Девушки дружно рассмеялись, но тут же попытались взять себя в руки, посчитав, что могут уязвить человека в его радужных мечтаниях.
Но Юра не заметил их тактичной сдержанности и, в свою очередь, закатился раскатистым хохотом.
Та, которую называли Лелькой, прижалась к парню и вкрадчиво спросила:
— А нас с Нинкой возьмешь в свой гарем? Бросив иронично-оценивающий взгляд на брюнетку, о которой шла речь, Юра дурашливо наморщился и деланно строго произнес:
— Но только при одном условии: ты должна взять ее на буксир, как реально отстающую в производственном плане, и передать свой богатый опыт здорового отсоса.
Веселый смех прокатился под влажными сводами предбанника.
Развалившись в мягком кресле, Гвоздик с похвальным упорством налегал на всевозможное спиртное и в конце концов жутко накачался.
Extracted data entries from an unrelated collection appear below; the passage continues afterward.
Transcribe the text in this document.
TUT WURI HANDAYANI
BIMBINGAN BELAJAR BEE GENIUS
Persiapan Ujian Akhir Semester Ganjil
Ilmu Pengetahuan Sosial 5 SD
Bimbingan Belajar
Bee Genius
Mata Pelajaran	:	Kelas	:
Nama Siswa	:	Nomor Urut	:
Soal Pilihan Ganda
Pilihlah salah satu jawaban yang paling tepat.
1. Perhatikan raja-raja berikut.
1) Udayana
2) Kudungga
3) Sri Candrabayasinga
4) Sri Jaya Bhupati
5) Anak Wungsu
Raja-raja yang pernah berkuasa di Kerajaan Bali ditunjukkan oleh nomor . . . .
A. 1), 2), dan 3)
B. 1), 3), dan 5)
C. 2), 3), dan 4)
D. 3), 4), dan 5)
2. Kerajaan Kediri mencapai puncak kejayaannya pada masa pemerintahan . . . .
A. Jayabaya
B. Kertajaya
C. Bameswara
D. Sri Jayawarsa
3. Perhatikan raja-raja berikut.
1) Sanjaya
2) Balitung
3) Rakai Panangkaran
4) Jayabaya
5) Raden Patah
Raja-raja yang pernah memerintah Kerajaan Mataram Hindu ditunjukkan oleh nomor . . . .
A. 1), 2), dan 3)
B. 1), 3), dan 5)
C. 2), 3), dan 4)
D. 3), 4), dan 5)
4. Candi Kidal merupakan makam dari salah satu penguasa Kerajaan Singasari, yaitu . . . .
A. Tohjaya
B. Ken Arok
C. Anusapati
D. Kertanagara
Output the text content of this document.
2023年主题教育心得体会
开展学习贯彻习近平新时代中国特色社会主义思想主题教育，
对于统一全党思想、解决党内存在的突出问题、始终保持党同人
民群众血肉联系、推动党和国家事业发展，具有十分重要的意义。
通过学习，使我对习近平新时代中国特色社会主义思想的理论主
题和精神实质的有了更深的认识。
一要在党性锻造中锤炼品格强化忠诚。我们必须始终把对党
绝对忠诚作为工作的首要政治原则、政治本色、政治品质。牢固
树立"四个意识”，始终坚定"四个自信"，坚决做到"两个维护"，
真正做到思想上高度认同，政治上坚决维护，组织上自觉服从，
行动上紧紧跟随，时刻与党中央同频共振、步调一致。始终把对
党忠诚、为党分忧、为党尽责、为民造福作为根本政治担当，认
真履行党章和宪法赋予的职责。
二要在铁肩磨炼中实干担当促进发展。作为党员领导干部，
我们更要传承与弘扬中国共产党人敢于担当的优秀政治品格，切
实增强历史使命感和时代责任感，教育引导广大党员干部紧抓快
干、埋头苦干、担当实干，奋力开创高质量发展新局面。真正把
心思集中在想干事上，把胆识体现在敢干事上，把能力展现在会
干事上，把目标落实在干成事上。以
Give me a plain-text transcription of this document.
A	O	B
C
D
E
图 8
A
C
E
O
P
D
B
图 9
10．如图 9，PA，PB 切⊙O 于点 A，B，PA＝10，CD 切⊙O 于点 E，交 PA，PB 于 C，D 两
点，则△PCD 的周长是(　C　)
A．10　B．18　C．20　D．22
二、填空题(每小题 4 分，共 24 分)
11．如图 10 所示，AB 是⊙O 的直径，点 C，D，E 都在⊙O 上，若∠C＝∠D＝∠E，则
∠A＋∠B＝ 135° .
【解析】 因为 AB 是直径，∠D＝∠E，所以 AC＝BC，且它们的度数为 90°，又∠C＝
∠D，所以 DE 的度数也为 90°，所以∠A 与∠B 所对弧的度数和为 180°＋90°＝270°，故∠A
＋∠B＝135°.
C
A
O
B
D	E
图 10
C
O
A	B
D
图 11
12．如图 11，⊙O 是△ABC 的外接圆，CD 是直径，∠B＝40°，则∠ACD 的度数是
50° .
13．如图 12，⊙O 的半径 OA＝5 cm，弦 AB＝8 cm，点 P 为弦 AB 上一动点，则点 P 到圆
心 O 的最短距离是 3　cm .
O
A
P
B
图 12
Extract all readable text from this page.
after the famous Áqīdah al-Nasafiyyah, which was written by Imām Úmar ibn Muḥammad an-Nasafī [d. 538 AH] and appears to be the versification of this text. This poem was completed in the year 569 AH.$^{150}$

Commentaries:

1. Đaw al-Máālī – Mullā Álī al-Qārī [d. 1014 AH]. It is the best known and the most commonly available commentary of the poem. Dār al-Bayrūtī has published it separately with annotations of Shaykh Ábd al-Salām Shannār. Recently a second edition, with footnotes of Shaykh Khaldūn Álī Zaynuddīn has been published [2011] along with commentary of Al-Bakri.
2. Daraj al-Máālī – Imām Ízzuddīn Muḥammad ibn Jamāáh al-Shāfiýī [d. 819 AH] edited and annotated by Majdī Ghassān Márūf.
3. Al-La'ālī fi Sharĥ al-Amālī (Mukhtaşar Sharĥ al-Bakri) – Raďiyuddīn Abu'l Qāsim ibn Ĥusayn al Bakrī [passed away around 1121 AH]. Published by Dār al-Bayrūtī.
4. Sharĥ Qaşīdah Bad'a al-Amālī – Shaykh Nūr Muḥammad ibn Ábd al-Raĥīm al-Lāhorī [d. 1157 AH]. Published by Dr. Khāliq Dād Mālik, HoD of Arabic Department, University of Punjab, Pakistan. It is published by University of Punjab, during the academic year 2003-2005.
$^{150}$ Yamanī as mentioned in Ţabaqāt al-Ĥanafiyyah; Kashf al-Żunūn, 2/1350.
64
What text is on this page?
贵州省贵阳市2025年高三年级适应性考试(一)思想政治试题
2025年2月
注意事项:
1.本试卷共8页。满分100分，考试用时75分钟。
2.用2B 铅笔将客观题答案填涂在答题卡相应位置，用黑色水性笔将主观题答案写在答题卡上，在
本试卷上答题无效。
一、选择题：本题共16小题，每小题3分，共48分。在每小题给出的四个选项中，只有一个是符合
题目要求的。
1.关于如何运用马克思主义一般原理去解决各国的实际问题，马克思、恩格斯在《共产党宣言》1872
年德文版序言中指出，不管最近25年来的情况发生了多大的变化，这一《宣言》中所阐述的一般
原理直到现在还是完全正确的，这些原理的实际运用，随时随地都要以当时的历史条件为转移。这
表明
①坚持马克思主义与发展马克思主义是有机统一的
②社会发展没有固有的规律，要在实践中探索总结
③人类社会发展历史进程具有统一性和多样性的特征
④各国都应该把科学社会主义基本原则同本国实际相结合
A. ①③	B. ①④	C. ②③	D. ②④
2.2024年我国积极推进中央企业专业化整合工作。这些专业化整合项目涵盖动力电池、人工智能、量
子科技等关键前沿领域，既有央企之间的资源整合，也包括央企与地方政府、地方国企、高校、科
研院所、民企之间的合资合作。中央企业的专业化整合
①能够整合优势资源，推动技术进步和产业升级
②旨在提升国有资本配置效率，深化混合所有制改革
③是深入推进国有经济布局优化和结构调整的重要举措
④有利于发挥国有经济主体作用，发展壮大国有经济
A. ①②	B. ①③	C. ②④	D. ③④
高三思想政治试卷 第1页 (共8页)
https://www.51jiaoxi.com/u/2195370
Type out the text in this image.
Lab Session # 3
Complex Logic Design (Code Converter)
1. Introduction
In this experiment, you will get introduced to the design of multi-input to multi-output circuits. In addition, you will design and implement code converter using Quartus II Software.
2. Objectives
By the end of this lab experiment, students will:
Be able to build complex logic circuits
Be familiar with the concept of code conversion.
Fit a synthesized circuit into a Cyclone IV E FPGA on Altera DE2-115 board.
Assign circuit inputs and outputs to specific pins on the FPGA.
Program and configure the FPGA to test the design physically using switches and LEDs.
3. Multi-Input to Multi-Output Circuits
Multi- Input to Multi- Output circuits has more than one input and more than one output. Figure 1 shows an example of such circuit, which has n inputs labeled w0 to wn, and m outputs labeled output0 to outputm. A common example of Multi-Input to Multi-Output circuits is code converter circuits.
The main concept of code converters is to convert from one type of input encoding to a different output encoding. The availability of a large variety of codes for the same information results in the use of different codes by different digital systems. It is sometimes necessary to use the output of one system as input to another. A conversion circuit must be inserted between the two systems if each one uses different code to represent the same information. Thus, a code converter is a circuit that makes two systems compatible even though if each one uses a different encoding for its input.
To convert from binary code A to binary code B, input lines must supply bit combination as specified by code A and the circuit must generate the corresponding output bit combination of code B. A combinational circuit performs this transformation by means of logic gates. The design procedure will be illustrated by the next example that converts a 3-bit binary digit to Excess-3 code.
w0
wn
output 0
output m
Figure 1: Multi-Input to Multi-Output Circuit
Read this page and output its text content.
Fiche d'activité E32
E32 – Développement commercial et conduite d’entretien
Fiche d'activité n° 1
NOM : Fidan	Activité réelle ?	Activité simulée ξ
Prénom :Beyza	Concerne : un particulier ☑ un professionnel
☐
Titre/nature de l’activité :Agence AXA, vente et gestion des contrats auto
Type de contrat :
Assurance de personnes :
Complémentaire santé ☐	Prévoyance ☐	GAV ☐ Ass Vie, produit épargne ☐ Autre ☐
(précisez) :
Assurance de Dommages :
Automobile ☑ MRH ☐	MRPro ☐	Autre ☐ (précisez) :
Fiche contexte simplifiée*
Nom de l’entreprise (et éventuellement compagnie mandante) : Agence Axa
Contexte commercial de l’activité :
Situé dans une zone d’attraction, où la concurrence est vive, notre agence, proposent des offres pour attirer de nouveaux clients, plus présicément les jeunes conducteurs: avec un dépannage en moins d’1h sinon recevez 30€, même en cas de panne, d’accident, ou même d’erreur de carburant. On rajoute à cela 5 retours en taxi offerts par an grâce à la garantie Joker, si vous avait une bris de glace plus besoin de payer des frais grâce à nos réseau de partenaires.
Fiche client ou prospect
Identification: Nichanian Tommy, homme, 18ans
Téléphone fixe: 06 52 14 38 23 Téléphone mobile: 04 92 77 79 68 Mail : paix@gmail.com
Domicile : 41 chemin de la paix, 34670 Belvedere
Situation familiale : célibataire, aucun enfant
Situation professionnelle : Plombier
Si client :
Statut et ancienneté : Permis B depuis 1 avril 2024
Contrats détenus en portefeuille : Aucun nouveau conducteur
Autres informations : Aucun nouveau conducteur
Хотя, справедливости ради надо отметить, что девушки от него не отставали.
Едва стоящая на ногах Нинка в порыве веселого азарта забралась на стол и принялась выписывать кренделя, но молодой человек ее грубовато прервал. Тогда она кинулась к нему целоваться, но была жестоко разочарована в своем благостном начинании.
Властно отстранившись от нее, Гвоздик серьезно процедил:
— Вот этого не надо. Трахнуть я тебя могу, но поцеловать нет.
— Почему? — искренне удивилась пьяная шлюшка.
Одарив брюнетку высокомерным взглядом, он назидательно произнес:
— По понятиям не канает. Ты что, хочешь, чтобы с меня братва на хате спросила за такой откровенный рамс?
Ни капельки не удивившись столь необычному ответу, Нинка упала грудью на стол, подставив парню свою упругую попку.
Он не заставил себя просить дважды и охотно пристроился, обхватив широкими ладонями ее тугой бюст.
Уже раскачиваясь в такт привычным движениям, она спросила, возвращаясь к прерванной теме:
— А ты что, собираешься в тюрьму? Ведь «хата», насколько я понимаю, — это тюрьма.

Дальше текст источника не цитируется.